Question

A particle of mass m and charge -q moves dimetrically through a uniform charged sphere of radius r with total charge q. the frequency of the particle simple harmonic motion if its amplitude less than r is given by

Answer 1

I don't know............. if you know than answer......

Answer 2

The frequency of the particle simple harmonic motion if its amplitude less than r is given by  $\frac{1}{2\pi } \sqrt{\frac{1}{4\pi Eo} \frac{q^{2} }{mr^{3} } }$

The General form of SHM is given by,

• $\frac{d^{2}x }{dt^{2} } + w^{2}x = 0$

Consider a uniformly charged solid sphere of radius r .

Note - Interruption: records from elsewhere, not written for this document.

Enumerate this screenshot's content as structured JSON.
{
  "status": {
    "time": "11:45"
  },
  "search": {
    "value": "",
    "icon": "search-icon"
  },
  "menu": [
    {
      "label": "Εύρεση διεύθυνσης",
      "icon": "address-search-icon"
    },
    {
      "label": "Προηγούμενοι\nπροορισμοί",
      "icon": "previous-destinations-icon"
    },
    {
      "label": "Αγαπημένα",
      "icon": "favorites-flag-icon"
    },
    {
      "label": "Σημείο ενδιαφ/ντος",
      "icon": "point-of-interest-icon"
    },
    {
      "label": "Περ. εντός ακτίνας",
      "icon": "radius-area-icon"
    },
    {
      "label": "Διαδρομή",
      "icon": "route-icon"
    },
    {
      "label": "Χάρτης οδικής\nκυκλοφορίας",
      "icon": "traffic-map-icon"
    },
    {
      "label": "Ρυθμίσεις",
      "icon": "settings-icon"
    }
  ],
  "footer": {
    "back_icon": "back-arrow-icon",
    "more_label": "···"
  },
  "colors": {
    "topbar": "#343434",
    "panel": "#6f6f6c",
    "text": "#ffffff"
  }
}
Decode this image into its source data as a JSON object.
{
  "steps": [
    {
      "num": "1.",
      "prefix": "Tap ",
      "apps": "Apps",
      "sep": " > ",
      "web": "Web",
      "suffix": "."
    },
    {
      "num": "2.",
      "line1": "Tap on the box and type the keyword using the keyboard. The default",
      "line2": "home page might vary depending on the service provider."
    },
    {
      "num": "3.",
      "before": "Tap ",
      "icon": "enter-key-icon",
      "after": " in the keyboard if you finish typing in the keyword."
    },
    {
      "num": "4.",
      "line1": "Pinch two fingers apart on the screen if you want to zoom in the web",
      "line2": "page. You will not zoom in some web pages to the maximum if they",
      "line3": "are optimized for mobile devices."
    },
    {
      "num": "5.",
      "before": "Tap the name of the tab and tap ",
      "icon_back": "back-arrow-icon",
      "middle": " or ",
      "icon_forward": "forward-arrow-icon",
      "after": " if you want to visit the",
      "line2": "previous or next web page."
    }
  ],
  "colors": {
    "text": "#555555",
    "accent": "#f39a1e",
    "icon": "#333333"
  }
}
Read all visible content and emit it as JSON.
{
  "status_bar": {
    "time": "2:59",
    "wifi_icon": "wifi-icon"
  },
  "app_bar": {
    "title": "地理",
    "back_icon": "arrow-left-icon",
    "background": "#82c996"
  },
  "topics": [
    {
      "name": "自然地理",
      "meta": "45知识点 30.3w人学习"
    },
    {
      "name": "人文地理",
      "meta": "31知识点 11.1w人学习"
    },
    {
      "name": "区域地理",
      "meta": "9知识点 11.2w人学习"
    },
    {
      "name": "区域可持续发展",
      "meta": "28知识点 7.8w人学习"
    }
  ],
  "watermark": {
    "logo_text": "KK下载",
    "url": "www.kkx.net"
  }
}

The electric field inside the sphere at a distance ' a '  is given by ,

• E = $\frac{1}{4\pi Eo}$ $\frac{Q}{r^{3} }$ a

Therefore electric field at a distance x is given by

• E =  $\frac{1}{4\pi Eo}$ $\frac{Q}{r^{3} }$ x

Let a charge -q be present at 'x '

The force on -q by the sphere is ,

• F = E( -q )

• F =  $\frac{1}{4\pi Eo}$ $\frac{Q(-q)}{r^{3} }$ x  = - $\frac{1}{4\pi Eo}$ $\frac{Qq}{r^{3} }$ x

• F = ma = m$\frac{d^{2x} }{dt^{2} }$ = - $\frac{1}{4\pi Eo}$ $\frac{Qq}{r^{3} }$ x

Comparing with the general form of SHM,

We get

• $w^{2}$ =   $\frac{1}{4\pi Eo}$ $\frac{Qq}{mr^{3} }$  ,
• Q = q (given )

Therefore frequency of oscillation, f = w /2  $\pi$

• f = $\frac{1}{2\pi } \sqrt{\frac{1}{4\pi Eo} \frac{q^{2} }{mr^{3} } }$